Blockchain Allows for Global Healthcare Data Sharing

Healthcare data is extremely important, especially today when the world is experiencing a pandemic. Even before, healthcare data is used in various medical research and development that has allowed for many breakthroughs in medicines, treatment and cure of various diseases. Its significance is just highlighted by the COVID-19 pandemic, as the entire world searches for a more effective treatment and vaccine. 

Crucial to the fight against the spread of the coronavirus is the ability of healthcare providers and other stakeholders to globally share updated data. However, at present, healthcare data exist in silos that make it difficult for data to be shared across institutions, states and countries. With healthcare on blockchain, people can rely on a single database that can be updated by stakeholders around the globe. And this is why EHR Data has developed a global healthcare database that allows for sharing information updated in real time.

“We’re taking all the healthcare data silos that exist in the U.S., and we’re combining that into a single silo. In doing that, we are able to track all medical services across all those different industries,” EHR Data Chief Scientist Ron Austring said during Sir Anthony Ritossa’s 13th Global Family Office Investment Summit in Dubai, where Bitcoin Association, a Switzerland-based organization pushing for blockchain development, was featured. 

EHR Data calls it the Global Patient Records (GPR), and it is made possible due to blockchain technology that allows for the secure storage of big data and low-cost microtransactions. At present, only Bitcoin SV (BSV) has a blockchain in production that can provide these capabilities due to its infinitely scalable blockchain that is being continuously scaled to accommodate big and bigger data, making it possible for very low transaction fees, which currently averages at a tiny amount of 0.0067 USD per transaction.

“All healthcare data is written to the Bitcoin SV blockchain, which will function as an immutable, auditable, and trusted database. As a trusted database, the Bitcoin SV blockchain will also act as a data-bus to move data originating in one EHR Data data-center to all other EHR Data data-centers operating throughout the world,” Austring said in an interview

Integrity and authenticity of data are also central in creating the GPR. It is important for data to be transparent and easily verifiable in order to preserve its integrity and authenticity.

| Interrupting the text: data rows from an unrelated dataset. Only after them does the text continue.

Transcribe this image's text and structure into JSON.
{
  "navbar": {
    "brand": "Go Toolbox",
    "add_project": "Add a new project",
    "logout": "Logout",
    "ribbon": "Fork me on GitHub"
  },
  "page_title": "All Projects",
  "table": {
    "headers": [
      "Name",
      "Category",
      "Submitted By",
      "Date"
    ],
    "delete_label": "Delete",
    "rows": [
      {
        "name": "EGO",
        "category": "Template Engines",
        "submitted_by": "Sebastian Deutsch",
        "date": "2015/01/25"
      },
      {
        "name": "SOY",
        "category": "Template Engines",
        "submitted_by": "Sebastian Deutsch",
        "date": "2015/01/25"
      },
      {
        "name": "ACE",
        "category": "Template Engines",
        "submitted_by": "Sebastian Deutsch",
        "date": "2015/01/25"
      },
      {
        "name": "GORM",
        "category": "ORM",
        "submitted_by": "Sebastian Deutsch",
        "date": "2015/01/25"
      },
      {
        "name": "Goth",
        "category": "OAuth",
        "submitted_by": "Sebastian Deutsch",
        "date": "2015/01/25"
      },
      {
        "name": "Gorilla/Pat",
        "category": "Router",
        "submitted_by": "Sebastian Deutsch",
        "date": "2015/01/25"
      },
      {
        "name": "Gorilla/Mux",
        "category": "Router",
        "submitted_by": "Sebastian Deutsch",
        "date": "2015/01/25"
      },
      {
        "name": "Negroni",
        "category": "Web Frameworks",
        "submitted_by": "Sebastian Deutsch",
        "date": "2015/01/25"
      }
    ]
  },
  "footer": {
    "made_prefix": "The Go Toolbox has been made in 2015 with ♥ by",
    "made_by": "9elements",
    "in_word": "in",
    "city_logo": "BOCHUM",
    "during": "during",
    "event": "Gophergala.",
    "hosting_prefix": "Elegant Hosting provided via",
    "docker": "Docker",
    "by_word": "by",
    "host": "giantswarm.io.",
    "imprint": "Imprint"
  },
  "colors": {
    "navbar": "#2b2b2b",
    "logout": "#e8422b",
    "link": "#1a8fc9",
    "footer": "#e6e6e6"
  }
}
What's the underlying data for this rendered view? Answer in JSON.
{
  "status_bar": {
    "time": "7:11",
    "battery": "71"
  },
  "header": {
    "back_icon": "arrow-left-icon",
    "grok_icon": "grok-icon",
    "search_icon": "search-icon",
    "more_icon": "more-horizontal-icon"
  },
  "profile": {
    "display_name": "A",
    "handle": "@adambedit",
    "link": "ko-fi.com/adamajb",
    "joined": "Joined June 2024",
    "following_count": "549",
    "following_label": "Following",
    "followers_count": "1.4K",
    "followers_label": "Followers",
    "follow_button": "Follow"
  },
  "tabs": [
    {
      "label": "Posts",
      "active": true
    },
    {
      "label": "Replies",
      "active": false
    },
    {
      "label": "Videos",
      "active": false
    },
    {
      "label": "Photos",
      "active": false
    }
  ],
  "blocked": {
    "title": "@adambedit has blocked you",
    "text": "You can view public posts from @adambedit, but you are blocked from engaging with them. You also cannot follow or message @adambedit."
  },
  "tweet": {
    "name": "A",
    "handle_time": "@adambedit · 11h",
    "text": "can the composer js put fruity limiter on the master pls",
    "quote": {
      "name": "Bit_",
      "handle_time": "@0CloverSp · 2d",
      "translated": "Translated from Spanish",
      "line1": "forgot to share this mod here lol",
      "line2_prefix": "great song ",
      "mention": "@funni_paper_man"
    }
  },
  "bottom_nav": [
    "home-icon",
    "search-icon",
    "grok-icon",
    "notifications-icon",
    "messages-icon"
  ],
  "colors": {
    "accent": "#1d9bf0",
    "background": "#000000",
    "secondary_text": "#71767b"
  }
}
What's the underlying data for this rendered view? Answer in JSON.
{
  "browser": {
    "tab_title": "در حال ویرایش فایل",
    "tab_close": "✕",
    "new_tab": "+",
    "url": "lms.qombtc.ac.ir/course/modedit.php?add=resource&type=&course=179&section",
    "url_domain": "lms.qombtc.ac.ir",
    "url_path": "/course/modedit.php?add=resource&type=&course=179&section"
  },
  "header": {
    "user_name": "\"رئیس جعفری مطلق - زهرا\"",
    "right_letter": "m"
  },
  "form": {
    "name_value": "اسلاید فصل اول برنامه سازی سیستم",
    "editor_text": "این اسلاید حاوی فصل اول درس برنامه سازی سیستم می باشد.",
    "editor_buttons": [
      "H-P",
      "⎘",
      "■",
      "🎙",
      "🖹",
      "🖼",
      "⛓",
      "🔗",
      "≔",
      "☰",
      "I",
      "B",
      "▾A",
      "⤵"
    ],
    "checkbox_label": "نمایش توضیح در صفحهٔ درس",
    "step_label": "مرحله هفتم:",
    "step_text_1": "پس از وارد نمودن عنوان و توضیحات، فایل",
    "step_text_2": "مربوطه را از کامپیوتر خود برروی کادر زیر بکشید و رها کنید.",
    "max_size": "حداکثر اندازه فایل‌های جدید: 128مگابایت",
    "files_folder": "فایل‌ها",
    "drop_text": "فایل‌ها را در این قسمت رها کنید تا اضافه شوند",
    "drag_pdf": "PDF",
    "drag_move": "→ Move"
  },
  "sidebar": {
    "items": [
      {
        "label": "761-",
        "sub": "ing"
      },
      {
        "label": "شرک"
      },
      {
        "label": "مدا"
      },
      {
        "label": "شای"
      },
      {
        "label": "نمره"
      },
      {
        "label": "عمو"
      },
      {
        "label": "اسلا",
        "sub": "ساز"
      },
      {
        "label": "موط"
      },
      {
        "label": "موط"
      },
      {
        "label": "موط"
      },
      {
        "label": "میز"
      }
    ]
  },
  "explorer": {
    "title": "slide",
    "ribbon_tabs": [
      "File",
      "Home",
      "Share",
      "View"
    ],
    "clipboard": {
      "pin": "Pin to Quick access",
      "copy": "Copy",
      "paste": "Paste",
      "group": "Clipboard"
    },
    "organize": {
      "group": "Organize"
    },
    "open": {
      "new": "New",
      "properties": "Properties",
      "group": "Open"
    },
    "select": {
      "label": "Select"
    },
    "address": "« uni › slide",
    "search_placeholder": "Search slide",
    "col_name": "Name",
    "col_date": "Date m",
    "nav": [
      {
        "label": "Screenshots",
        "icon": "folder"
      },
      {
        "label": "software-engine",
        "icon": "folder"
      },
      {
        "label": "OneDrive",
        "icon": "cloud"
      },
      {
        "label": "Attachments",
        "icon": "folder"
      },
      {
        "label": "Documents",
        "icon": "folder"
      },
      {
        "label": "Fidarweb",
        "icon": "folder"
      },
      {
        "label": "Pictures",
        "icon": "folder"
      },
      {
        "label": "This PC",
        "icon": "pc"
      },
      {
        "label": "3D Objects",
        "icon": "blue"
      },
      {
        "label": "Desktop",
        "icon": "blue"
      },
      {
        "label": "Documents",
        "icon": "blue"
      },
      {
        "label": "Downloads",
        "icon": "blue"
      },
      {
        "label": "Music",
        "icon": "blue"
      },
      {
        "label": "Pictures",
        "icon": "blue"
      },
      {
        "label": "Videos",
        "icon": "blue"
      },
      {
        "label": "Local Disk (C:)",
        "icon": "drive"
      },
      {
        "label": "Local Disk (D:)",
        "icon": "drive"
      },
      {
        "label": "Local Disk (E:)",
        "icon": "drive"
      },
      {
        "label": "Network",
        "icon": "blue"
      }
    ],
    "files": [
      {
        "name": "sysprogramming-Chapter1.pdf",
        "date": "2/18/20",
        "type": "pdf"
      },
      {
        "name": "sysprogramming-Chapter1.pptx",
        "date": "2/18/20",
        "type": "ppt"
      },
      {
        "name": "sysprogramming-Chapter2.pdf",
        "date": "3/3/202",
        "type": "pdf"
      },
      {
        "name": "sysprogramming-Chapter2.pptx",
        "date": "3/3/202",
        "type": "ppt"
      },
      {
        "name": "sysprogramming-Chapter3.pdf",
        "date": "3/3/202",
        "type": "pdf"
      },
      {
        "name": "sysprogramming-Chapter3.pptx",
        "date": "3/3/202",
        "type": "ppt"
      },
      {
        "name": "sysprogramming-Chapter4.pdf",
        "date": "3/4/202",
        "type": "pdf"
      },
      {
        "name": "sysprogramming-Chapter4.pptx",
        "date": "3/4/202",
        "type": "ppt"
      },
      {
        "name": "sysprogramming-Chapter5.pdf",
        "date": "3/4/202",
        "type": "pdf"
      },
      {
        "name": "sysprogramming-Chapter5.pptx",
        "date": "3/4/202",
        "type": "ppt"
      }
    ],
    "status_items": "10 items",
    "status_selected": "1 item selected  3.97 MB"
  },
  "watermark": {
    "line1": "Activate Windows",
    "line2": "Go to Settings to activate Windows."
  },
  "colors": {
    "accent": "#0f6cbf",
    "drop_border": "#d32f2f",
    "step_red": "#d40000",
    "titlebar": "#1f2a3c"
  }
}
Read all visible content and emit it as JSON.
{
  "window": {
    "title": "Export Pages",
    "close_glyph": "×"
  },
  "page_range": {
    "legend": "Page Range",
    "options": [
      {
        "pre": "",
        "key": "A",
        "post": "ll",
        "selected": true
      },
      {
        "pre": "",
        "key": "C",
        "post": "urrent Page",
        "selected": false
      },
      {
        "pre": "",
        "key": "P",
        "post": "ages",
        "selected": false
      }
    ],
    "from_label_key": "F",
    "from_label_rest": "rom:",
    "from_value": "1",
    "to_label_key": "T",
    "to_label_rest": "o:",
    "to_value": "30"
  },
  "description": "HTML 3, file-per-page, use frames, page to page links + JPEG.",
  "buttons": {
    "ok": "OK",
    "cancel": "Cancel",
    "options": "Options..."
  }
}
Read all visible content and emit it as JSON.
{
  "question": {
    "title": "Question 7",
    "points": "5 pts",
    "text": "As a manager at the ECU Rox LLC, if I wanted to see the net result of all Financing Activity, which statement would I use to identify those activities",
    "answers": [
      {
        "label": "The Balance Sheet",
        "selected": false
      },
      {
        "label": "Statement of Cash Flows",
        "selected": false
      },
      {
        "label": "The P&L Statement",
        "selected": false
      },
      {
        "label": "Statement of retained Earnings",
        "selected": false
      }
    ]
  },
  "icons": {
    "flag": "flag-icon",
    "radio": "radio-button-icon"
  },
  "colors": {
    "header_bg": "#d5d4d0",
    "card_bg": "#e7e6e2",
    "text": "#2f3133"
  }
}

At present, healthcare data can easily be tampered with as it is in the hands of so many centralized institutions. This issue is resolved because the BSV blockchain being decentralized and distributed means there is no single entity or administrator in control of the data and a master copy of the data is stored in all nodes or miners on the network, making it practically impossible for data to be manipulated or lost. On top of this, EHR Data goes a step further in data authentication.

“Being a single source of truth and all of the patients’ data being in one place, what we’re going to be able to offer is that this will be a global solution. That’s why we call it GPR, global patient record. And when we integrate with a provider that’s providing healthcare data, whether that’s a pharmacy, a doctor, a prescriber, a lab, a radiologist or whatever, we go through an authentication process that’s very similar to a KYC process. So, all of the providers are authenticated. And when they submit data to us, we actually attach their provider ID to that data,” Austring explained. 

Imagine if this kind of global database was in place before the pandemic started. It would have been a lot easier for healthcare data to be disseminated around the world. And maybe, coronavirus symptoms could have been identified earlier, positive cases could have been more accurately calculated and located, and vaccines could have been developed faster and more accurately. Maybe the pandemic would have been over by now.